Leila Arshad, Director of the House of Sun, started working in this neighborhood a decade before the revolution. “In the 1970s”, she notes, “I was working as a student in the area, and twenty years later I returned to support street children who had just appeared in the city and whose issues were not given much attention. Our idea was to find these children and provide them with education because the Convention on the Rights of the Child considers schooling as a basic right. But when we interviewed the children, we realized that education was not their priority. They were hungry and suffered from diseases. We also realized that street children are a product of the addiction of their mothers. That’s how we founded the first DCI for women.” Helping women is not an easy job in a society where women suffer from gender discrimination. “Institutions that serve women are marginalized, and they experience pressure and stigma”, notes Leila Arshad.

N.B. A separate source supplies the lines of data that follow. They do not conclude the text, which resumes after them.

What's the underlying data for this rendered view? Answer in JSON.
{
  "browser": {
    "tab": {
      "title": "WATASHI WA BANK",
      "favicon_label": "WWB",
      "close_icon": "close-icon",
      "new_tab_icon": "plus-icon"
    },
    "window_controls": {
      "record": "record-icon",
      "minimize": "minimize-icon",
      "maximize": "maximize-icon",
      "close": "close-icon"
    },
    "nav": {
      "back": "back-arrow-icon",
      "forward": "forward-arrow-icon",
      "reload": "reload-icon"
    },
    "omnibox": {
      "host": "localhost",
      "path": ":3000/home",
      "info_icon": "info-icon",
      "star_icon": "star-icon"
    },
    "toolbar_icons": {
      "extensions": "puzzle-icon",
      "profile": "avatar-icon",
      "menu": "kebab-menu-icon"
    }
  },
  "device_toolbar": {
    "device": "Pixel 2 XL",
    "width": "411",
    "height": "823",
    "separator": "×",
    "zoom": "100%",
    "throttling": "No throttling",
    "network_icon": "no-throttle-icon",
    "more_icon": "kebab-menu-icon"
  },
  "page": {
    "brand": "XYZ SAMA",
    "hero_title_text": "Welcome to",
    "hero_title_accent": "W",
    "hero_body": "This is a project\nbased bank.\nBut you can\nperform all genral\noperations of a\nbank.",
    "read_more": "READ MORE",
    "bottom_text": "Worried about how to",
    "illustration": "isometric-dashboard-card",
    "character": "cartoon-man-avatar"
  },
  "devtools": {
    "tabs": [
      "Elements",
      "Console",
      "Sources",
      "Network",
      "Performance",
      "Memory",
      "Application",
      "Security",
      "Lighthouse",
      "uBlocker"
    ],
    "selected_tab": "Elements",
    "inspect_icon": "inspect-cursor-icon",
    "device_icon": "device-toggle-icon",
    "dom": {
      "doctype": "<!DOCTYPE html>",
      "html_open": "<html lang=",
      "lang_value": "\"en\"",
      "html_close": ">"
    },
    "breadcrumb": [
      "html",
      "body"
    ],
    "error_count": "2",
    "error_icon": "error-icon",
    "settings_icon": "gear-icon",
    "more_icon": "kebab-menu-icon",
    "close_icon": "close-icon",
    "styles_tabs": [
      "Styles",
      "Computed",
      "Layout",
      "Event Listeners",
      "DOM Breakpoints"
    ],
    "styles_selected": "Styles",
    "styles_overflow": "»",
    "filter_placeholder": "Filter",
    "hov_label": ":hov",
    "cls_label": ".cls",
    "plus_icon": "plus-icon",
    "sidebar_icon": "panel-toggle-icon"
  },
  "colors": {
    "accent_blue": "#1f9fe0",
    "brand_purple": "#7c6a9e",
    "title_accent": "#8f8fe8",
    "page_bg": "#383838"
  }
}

Gradually, the House of Sun became not merely a place to help drug-addicted women, but also their children. The improvement of family relations destroyed by addiction turned out to be an important part of recovery. The centre covered more than six hundred female and child clients and provided methadone therapy to more than hundred female drug users daily. It also offered free social services such as counselling, social work, medicine, dentistry, psychiatry and education. The hope was to enable the women to return to normal life with the help of vocational training, possibility of employment, intellectual assistance, housing and shelter. The aim was to help increase women's dignity because drug addiction, they found, can be caused by humiliation, negligence, and stigma such as failure in making and running a family in the middle of economic hardship. Recovery, therefore, means not only to get rid of the conditions that the victims are trapped in, but to retain dignity as well.
The economic crisis in Iran aggravated the situation of the lower classes. The spread of addiction, homelessness, disease, and hunger reached an unprecedented level as inflation and sanctions pressure escalated. The outbreak of Covid-19 also worsened the situation, so much so that the House of Sun was forced to suspend its activities. It became legendary, however, and the stories of these women are now being told in a documentary called The Backyard of the House of Sun directed by the Iranian director, Rakhshan Bani Etemad.
The holistic view of the House of Sun and its long-term vision made it distinctive from most of the NGO activities in the Global South. Far from being trapped in stereotypical attitudes such as women's empowerment, they realized that addiction is not merely a behavioral problem or simply the result of taking the wrong choices. Addiction is an external symptom, a result or the manifestation, of the real problem: Unemployment, humiliation, family disintegration, hopelessness, depression, violence, illness, and even lack of identity and citizenship.
Even if a woman could temporarily put addiction aside, she wouldn't be able to return to normal life because the structural problems that drove her to addiction remain. Until the "cycle of injury" is stopped, addiction will not be overcome, and empowering addicted women is not successful unless the larger socioeconomic inequalities and discrimination in which women are often trapped, also improve.